While the 2024 Major League Baseball season starts to draw closer, one of the main questions of the offseason had remained unanswered. With Diamond Sports, the company that owns the Bally Sports and other regional broadcast rights, going through bankruptcy proceedings and proposing restructuring plans, it has remained a mystery whether the various networks would be operational this year, or if alternate plans, like a full move to MLB.tv streaming, would be necessary.

Big news broke on Wednesday as it was widely reported that Diamond has reached a $450M plan with its creditors to allow it continue operating through 2024 and beyond. Sources on the arrangement added that as part of the deal, Amazon would contribute $115M and potentially up to another $50M beyond that for rights to broadcast teams currently owned by Diamond Sports teams. Numerous other clubs, like the Yankees and Dodgers, control their own rights. There are 11 MLB clubs, including the Detroit Tigers, with rights owned by Diamond Sports currently.

The NBA and NHL were negotiating over the future of those rights separately from MLB, and had already reached agreements for 2024, while MLB was still up in the air. Now the NBA and NHL deals would be scrapped, presumably with some amount of their franchises moving to Amazon Prime instead of the Bally Sports streaming services under the Diamond banner. MLB hadn’t even gotten that far and their mediation is being handled by a different bankruptcy judge that the other two sports leagues.

The plan they were developing would’ve seen Diamond broadcast those 11 MLB teams in 2024, perhaps with expanded digital right included, as well as the Minnesota Twins, whose deal expired after last season. After that point, teams would get their rights back for 2025, with the widespread expectation that MLB might simply broadcast those teams via MLB.tv and maintain control of those 12 teams rights internally. Now, everything is up in the air again.

The proposed new deal would theoretically include the Tigers, Angels, Brewers, Braves, Cardinals, Marlins, Rays, Reds, and the Royals, and would allow Diamond to maintain its long-term deals with those clubs, while the Guardians and Rangers might have the ability to opt-out, and the Twins remain “free agents” at this point. Diamond already owns the digital rights for the Tigers, Brewers, Marlins, Rays, and Royals, with a new deal likely to include the digital rights for the other clubs mentioned as well.

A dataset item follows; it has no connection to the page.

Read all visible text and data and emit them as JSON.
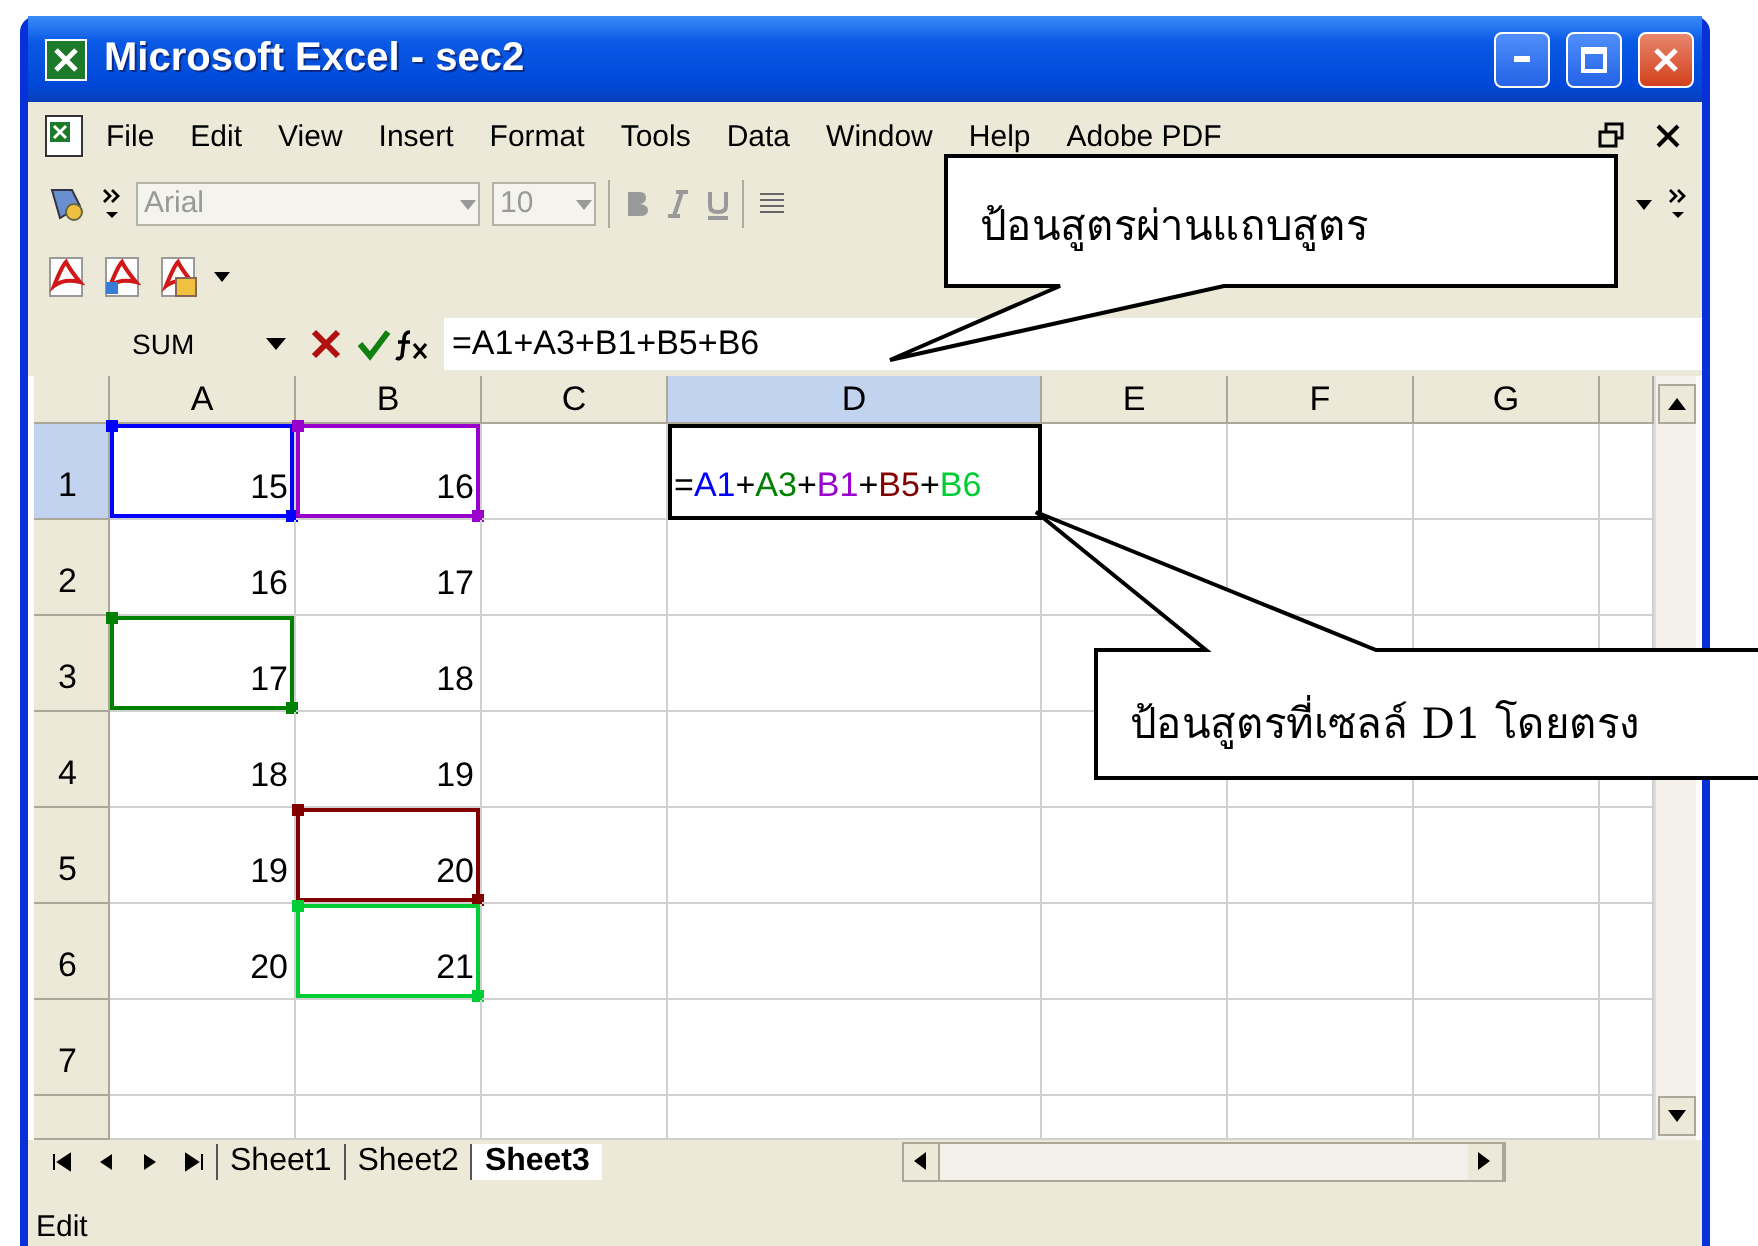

So does this mean that the Tigers will be on Amazon Prime streaming this spring? And what would that look like? Presumably, even if the deal goes through, we’re not just going to get all the Tigers games for the price of regular Amazon Prime. And would this bypass the blackout problem with games still being broadcast on cable via Diamond’s Bally Sports regional sports networks?

Not so fast. As it turns out, the tentative agreements announced today involved no consultation with MLB leadership. So to actually sort out who gets the rights to what, and how broadcast services would be charged and received, is still far from a done deal, and that’s assuming the plan announced today actually comes to fruition.

With as much news as emerged today, we’re still pretty far from certainly as to how this is going to work in 2024 and beyond. Let’s just say you may want to hold off your MLB.tv renewals until some actual clarity emerges.

One thing we do know about Tigers broadcasts, is that they have new play-by-play man Jason Benetti and the voice of Tigers radio, Dan Dickerson, under contract with the team rather than with the network. So whatever it looks like, and however you end up receiving the broadcasts, at least the personalities aren’t going to change.